Take another case, in the bill now before the judiciary committee. Was there one man to be found, in either house of congress, who would ever have proposed such a measure as the exchequer board provided in that bill? Yet, what had been the feeling? Had it not been this; must we go home without doing something? Had not the feeling been, we are bound by the veto power, we cannot do what we would? Had not the feeling been, we must take what the executive offers, or get nothing? Yes. Already the idea was becoming familiarized to the minds of freemen, to men of only the second generation after the days of the revolution, of submitting to the dictation of the executive, because without his assent they could do nothing. Mr. Clay warned the nation, that if this veto power was not arrested, if it were not either abolished, or at least limited and circumscribed, in process of time, and that before another such period had elapsed as had intervened since the revolution, the whole legislation of this country would come to be prepared at the white house, or in one or other of the executive departments, and would come down to congress in the shape of bills for them to register, and pass through the forms of legislation, just as had once been done in the ancient courts of France.

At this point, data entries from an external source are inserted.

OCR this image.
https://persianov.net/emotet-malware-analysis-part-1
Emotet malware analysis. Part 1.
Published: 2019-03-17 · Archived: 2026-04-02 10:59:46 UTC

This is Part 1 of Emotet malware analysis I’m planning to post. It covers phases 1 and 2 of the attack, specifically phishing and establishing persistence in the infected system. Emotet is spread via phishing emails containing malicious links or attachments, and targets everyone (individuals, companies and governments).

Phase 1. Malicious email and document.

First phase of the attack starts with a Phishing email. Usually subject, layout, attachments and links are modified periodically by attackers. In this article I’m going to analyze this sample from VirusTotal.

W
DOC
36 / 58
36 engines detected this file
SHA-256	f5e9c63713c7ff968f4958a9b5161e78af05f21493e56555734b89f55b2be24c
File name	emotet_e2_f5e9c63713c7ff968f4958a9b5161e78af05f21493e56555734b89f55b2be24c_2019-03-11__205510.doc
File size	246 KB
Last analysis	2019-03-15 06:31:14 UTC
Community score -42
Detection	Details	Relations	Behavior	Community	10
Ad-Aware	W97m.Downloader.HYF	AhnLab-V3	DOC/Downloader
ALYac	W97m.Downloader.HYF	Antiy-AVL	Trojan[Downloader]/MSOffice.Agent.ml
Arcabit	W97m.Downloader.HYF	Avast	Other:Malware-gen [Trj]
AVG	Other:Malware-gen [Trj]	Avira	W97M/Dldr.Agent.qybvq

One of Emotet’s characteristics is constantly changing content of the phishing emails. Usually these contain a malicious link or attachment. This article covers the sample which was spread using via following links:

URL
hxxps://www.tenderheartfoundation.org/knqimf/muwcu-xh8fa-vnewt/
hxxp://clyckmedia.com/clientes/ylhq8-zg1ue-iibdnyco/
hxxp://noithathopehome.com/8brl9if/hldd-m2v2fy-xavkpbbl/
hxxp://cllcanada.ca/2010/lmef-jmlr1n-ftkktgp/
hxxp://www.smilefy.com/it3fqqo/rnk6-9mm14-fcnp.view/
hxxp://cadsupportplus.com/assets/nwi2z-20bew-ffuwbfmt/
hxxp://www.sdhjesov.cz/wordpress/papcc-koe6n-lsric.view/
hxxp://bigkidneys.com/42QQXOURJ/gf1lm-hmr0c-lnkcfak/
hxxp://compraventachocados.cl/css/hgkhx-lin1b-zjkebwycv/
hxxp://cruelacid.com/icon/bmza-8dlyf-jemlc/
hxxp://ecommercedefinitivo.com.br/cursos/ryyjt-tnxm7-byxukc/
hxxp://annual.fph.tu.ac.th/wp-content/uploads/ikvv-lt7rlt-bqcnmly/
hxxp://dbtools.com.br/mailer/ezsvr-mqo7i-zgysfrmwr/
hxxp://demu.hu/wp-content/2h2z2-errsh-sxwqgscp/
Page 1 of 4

Then, to enable a nation of freemen to carry out their will, to set congress free to speak that will, to redress the wrongs, and to supply the wants, of those that sent them, Mr. Clay again declared, that the veto power must be modified and restrained. If not, the question which congress would have to decide would be, not what is the proper remedy for the existing grievances of the country, not what will restore the national prosperity—no; but what measure will be sanctioned by the chief magistrate?